BTA: What was the CD?
EL: It was the first CD, Townes Van Zandt. And that was it — from there I was hooked. I’ve been a huge fan ever since … As you know, I’m not a journalist, I’m just a fan. I came up with some questions, and I thought you’d have some good answers for them.
BTA: All right!
EL: Why Townes? Why now? And, do you think he’s more or less relevant as an artist today than when he was alive?
BTA: The “why” is the easiest one, because he’s my favorite songwriter. There’s no question in my mind that my first book was gonna be about Townes. What was the second part?
EL: Why now?
BTA: Oh (laughs), I wanted to write a book. I knew that there were two biographies in the works when I started this, so I wanted to do a Townes book, but I didn’t want to do it just to do a third biography, a couple years after the second one, which was just a couple years after the first. That made it a little difficult, actually, but when I came up with the plan, it seemed to work out.
On his relevance, man, when I started this nine years ago, and I was interviewing songwriters … nobody seemed to know who he was. I would bring him up — “He’s my favorite songwriter” — and talk about some songs, and I’d get blank stares; now, I do a lot of interviews for the Austin American-Statesman with bands that come through town, and it seems like — without me even bringing it up — a lot of the younger songwriters, especially, will namedrop him as “I’m trying to be taken seriously as a songwriter, and I listen to Townes, of course.” I think he seems to be getting a lot bigger than he was in his lifetime.
EL: It seems like the legend keeps growing.
BTA: Yeah, and I hope for the right reasons. Everyone knows about the drugs and the booze and everything. I hope the songs are what really — I hope he gets famous one day! I think he deserves to be talked about with Dylan and Paul Simon — all the other songwriters everyone knows.
EL: I get the sense that Townes was a really funny guy and a hoot to hang out with. That’s something that really comes through in the book. You listen to some of the songs, and you get this image of a guy who’s depressed, in a bar, writing these sad lyrics. Is there anything about your perception of him that changed from when you started writing the book until you finished?

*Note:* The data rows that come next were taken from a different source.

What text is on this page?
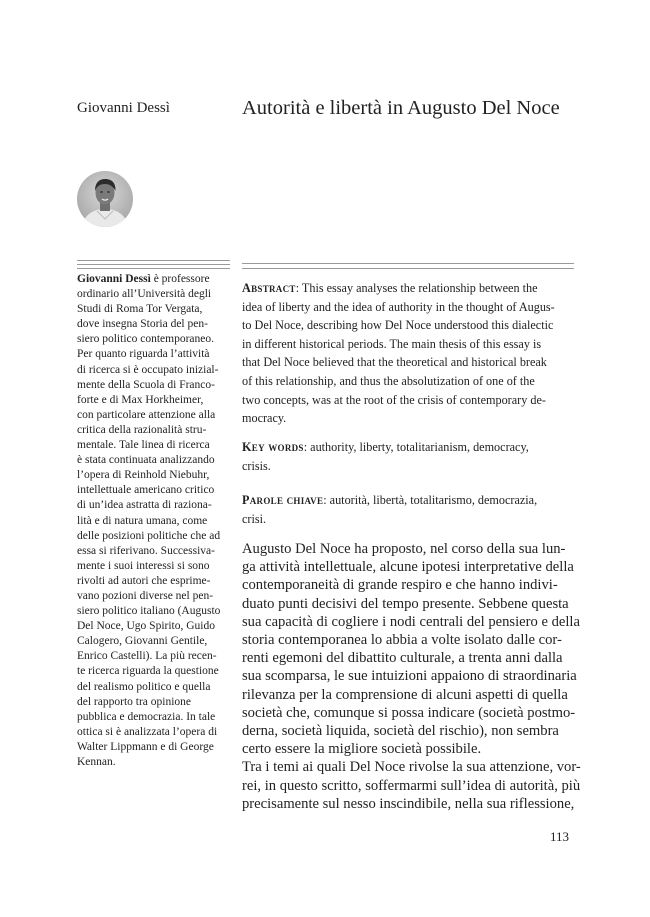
Giovanni Dessì	Autorità e libertà in Augusto Del Noce
Giovanni Dessì è professore
ordinario all’Università degli
Studi di Roma Tor Vergata,
dove insegna Storia del pen-
siero politico contemporaneo.
Per quanto riguarda l’attività
di ricerca si è occupato inizial-
mente della Scuola di Franco-
forte e di Max Horkheimer,
con particolare attenzione alla
critica della razionalità stru-
mentale. Tale linea di ricerca
è stata continuata analizzando
l’opera di Reinhold Niebuhr,
intellettuale americano critico
di un’idea astratta di raziona-
lità e di natura umana, come
delle posizioni politiche che ad
essa si riferivano. Successiva-
mente i suoi interessi si sono
rivolti ad autori che esprime-
vano pozioni diverse nel pen-
siero politico italiano (Augusto
Del Noce, Ugo Spirito, Guido
Calogero, Giovanni Gentile,
Enrico Castelli). La più recen-
te ricerca riguarda la questione
del realismo politico e quella
del rapporto tra opinione
pubblica e democrazia. In tale
ottica si è analizzata l’opera di
Walter Lippmann e di George
Kennan.
Abstract: This essay analyses the relationship between the
idea of liberty and the idea of authority in the thought of Augus-
to Del Noce, describing how Del Noce understood this dialectic
in different historical periods. The main thesis of this essay is
that Del Noce believed that the theoretical and historical break
of this relationship, and thus the absolutization of one of the
two concepts, was at the root of the crisis of contemporary de-
mocracy.
Key words: authority, liberty, totalitarianism, democracy,
crisis.
Parole chiave: autorità, libertà, totalitarismo, democrazia,
crisi.
Augusto Del Noce ha proposto, nel corso della sua lun-
ga attività intellettuale, alcune ipotesi interpretative della
contemporaneità di grande respiro e che hanno indivi-
duato punti decisivi del tempo presente. Sebbene questa
sua capacità di cogliere i nodi centrali del pensiero e della
storia contemporanea lo abbia a volte isolato dalle cor-
renti egemoni del dibattito culturale, a trenta anni dalla
sua scomparsa, le sue intuizioni appaiono di straordinaria
rilevanza per la comprensione di alcuni aspetti di quella
società che, comunque si possa indicare (società postmo-
derna, società liquida, società del rischio), non sembra
certo essere la migliore società possibile.
Tra i temi ai quali Del Noce rivolse la sua attenzione, vor-
rei, in questo scritto, soffermarmi sull’idea di autorità, più
precisamente sul nesso inscindibile, nella sua riflessione,
113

BTA: Just what you’re saying. I’ve talked to Guy Clark a couple times, and he always says, “Townes was the funniest son-of-a-bitch I ever knew.” I guess there are those two parts of the personality — it’s not that he wasn’t the guy sitting in the bar, depressed, writing a song like “Nothin’” that is just like a stabbing in the eye, y’know? But he also was writing “No Lonesome Tune,” which was one of the sweetest songs I think I’ve ever heard. He definitely had a sweet, funny part to his personality, and it did sort of surprise me that a lot of people talked about that, as opposed to the darker stuff … I think people do want to remember the good times, having laughs, as opposed to when he was pissin’ them off (laughs).